The ‘70s New York backdrop to The Continental has been popping up a lot in the culture lately, with Joker the most high profile example to draw on the city’s socio-political tumult at the time. Then there were its cultural developments in fashion, and the flourishing of different musical genres like post-punk, hip-hop and disco. It certainly provides a great atmosphere for storytelling.
“It does,” nods Iwanyk. “It was a lawless time, when New York was falling apart at the seams. A city that bears very little resemblance to the city that exists now. I’ve always joked that if you went to the Lower East Side or the Meatpacking District now, you’d find great restaurants and overpriced apartments. If you went back then, you’d probably get shot or stabbed. The texture of that period is great.
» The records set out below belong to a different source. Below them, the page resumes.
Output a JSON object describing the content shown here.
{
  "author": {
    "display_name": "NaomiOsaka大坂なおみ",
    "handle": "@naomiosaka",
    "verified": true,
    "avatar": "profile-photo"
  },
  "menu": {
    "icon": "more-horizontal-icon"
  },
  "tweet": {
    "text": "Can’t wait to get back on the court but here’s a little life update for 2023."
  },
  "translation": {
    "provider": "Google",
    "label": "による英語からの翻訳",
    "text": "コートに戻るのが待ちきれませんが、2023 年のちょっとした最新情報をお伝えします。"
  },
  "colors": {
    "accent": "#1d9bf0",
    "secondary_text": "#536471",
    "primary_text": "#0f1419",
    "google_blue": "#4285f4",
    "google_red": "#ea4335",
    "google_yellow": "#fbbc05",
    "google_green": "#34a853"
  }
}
”There were lot of traps you could fall into - you could go almost too period. You could have the wardrobe too foppish or broad, or the same kind of needle-drops you hear over and over again. It’s easy to drift into cliché, which we tried to avoid. Obviously, it logically worked for our timeline, but we just liked the idea that anything goes. There was trash on the streets, the police were corrupt, there were loan-sharks and criminals.
“I don’t know if that’s how New York was in the ‘70s, but I know that’s how New York was in Serpico, The French Connection and Fort Apache, The Bronx. They were almost more our North Star than what New York was really like. At the end of the day, the Wick movies are hyper-real.”
Finally, we have an audience with The Continental’s composer Benjamin Stefanski, aka Raffertie. When I enquire about one sequence being soundtracked by Wire’s ‘Strange’, he is quick to acknowledge its selection by director Albert Hughes, who as one half of the Hughes brothers alongside Allen, has helmed cult favourites like Menace II Society, Dead Presidents and From Hell.
”All of the needle-drops were Albert,” notes Raffertie. “He’s got great music taste. We had a big ‘70s playlist we were all sent when we started working on the project, which was full of these and also other things. It really helped to establish the time period and set us in that world.”
When Raffertie started out releasing music on cult dance and electronic label Ninja Tune, could he have imagined he’d end up scoring major Hollywood productions?
“Not particularly,” he considers. “I always thought I’d just be a music artist, but an opportunity came up in 2018 to score a TV series. I did that and I just enjoyed it so much, it felt quite creatively freeing. There wasn’t really anything to satisfy other than what was happening onscreen. That interplay was great, so I’ve just rolled with it.”
Was someone like David Holmes an influence?
”I’m aware of David Holmes’s work,” responds Raffertie. “He’s not specifically an inspiration for me. In getting into this, I was a great admirer of Trent Reznor and Atticus Ross, and their work in film scoring. And of course, the Goldsmith soundtracks for things like Alien were hugely important. Film scoring is a really fertile area of music generally, and there’s a lot of exciting stuff out there.”
The Continental: From The World Of John Wick is streaming on Prime Video now.